Either way, sajson is approximately done. I will post benchmarks soon.

sajson: Building the Parse Tree

by Chad Austin
Jan 7 13

The least trivial algorithm for building sajson’s parse tree is
allocating (or should I say, reserving?) the space in the parse tree
for an array’s or object’s element list without knowing the length in
advance.

Let’s consider an eleven-character JSON text. Imagine we’ve parsed
three characters: [[[. At this point we know two things:
1) we can fit the parse tree in eleven words and 2) there are at least
three arrays.

We don't know the length of the arrays, so we cannot begin writing the
parse tree records yet.

The file could be [[[0,0,0]]] or [[[[[0]]]]] or [[[0,[0]]]] all of
which have quite different parse tree representations.

My first attempt involved parsing in two passes. The first pass
scanned the JSON text for arrays and objects and temporarily stored
their lengths into safe locations in the parse tree array. The
second pass used that information to correctly lay out the parse tree.

Parsing in two passes worked but had two major disadvantages. First, it was
slow. The scanning phase was simpler than parsing, but not THAT
simpler. Since parsing involves reading one byte and
branching on its value, parsing in two phases was effectively
half the speed. Second, the scanning phase duplicated a fair amount
of parsing code, making it harder to reason about and maintain.

Mike Ralston and I worked out a simpler approach at the cost
of two memory writes per array/object element record.

The gist is: given a parse tree array of size N, start one pointer at
the front and one at the back. Call the one at the front temp, for
temporary storage, and the one at the back out, for the actual parse
tree data.

When encountering the beginning of an array or object, remember the
current temp pointer.

When encountering a scalar element (numbers, strings, etc.), place its
payload in the parse tree at out and its location in temp.

When encountering the end of an array or object, compare the current
temp pointer to its value when beginning the array or object. The
difference is the length of the array or object. Now that we know the
length and each element reference, we can move the element references
out of temp and into out.

It may help to work through a simple example:

[[0],0]

The JSON text is 7 characters. Thus we have 7 words of parse tree to
work with:

[ ][ ][ ][ ][ ][ ][ ]
 ^                 ^
temp              out

Encountering the first [, we store the current value of temp (on the C stack).

Encountering the second [, we store the current value of temp (on the
C stack.)

At this point, nothing has been written to the parse tree.

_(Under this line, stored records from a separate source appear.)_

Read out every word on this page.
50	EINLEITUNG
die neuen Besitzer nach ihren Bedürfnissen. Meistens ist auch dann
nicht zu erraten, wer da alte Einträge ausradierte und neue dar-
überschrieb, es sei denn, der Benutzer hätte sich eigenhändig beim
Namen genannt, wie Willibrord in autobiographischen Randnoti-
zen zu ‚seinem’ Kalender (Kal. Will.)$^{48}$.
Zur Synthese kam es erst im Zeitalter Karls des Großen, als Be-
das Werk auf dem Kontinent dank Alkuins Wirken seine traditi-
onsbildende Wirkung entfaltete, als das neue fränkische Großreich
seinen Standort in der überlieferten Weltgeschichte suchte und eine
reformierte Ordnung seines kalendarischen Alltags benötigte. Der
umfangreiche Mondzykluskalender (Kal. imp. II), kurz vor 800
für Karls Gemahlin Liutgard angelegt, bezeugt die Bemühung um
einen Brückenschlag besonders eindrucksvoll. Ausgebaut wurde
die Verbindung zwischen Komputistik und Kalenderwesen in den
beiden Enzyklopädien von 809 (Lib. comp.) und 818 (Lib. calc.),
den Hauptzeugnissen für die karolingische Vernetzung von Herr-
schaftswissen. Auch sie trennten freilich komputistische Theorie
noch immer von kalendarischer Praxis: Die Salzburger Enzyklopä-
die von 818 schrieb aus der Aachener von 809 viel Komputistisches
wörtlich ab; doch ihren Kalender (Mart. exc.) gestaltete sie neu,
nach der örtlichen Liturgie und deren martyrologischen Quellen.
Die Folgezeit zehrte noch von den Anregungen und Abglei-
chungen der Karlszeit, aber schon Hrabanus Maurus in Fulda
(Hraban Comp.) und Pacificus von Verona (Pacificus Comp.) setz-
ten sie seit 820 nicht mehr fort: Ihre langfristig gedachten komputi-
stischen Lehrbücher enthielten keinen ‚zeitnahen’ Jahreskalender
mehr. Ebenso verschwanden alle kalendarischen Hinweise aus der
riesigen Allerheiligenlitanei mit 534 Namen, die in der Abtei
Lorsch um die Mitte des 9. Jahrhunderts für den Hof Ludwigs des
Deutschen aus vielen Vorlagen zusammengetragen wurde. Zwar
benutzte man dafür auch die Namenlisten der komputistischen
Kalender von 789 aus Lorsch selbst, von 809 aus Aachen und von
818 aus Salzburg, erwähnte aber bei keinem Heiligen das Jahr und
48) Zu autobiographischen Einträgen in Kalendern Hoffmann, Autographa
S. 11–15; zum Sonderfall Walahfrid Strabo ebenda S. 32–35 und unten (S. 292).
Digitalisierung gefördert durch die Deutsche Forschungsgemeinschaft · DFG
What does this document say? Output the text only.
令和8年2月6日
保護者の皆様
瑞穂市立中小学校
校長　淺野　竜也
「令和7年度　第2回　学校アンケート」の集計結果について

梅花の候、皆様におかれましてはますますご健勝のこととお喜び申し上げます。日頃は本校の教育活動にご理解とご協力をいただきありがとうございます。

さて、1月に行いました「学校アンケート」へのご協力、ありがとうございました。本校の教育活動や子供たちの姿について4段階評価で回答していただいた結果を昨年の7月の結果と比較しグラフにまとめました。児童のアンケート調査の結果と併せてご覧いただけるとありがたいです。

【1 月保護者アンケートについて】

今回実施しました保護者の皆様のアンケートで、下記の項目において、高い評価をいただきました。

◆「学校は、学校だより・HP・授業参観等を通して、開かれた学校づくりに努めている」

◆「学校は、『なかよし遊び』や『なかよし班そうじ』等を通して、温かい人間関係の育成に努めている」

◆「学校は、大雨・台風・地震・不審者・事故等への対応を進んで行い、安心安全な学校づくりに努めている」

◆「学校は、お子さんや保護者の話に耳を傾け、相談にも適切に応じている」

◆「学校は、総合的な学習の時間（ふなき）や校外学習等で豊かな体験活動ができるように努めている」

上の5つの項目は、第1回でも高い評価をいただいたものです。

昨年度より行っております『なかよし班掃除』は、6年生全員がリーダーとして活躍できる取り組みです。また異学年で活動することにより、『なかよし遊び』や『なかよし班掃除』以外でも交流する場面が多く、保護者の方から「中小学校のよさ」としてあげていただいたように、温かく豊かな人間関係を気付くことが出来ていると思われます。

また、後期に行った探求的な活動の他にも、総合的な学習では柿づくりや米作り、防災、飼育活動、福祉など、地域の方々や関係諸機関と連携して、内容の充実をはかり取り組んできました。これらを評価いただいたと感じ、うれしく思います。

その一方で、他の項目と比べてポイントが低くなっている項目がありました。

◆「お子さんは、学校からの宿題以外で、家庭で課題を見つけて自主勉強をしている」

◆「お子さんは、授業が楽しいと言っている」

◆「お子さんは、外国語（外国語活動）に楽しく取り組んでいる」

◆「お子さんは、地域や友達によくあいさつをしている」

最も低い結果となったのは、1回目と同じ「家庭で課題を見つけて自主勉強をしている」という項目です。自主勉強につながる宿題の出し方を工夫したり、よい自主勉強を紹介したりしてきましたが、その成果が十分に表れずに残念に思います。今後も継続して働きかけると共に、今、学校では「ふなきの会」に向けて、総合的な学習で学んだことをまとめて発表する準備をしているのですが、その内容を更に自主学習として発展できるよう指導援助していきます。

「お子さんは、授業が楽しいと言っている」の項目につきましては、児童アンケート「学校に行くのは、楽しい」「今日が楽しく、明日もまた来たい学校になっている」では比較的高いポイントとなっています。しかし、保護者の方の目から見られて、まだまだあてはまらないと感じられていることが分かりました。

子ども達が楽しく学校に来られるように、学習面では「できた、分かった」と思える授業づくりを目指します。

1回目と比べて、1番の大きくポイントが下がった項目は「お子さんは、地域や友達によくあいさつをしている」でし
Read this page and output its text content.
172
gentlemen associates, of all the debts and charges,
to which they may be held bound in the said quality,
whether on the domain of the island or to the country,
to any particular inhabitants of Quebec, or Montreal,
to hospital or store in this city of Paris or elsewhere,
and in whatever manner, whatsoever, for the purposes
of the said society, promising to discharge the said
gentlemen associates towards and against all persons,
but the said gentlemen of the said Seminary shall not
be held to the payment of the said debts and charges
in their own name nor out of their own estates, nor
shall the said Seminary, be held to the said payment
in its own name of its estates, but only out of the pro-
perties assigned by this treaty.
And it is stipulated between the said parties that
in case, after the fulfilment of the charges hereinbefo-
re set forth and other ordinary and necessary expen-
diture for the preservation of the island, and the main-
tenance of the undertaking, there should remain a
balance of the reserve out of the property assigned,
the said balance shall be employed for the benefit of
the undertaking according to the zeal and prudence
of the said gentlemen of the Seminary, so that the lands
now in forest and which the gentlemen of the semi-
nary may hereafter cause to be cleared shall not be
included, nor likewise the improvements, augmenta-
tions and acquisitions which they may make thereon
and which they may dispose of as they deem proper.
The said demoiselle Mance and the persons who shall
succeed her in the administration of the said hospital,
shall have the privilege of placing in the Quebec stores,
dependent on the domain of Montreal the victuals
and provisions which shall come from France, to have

Then we see the first zero and place its payload at out and its
type+location reference at temp.

[<Integer>:6][ ][ ][ ][ ][ ][0]
              ^           ^
             temp        out

Encountering the first ], we calculate the array length, 1, and move
the references from temp to out. We write
the new array's location to temp, giving:

[<Array>:4][ ][ ][ ][1][<Integer>:2][0]
            ^     ^
           temp  out

We were careful to adjust the element references so they remain
relative to the array record.

We then encounter another zero and place its payload in out and
location in temp:

[<Array>:4][<Integer>:3][ ][0][1][<Integer>:2][0]
                         ^
                     temp out

Closing the outer array, we calculate its length (2), again move
the references from temp to out, and write the final array record.

[2][<Array>:4][<Integer>:3][0][1][<Integer>:2][0]
 ^
out

out now gives us the root of the parse tree.

Eliminating the Recursion

You may have noticed the previous implementation stores the start
address of each array or object on the C stack. This is liable to
overflow in the case of a JSON file consisting of N [s followed by N
]s for some large N. The JSON standard allows parsers to limit the
maximum depth they handle, but we can do better.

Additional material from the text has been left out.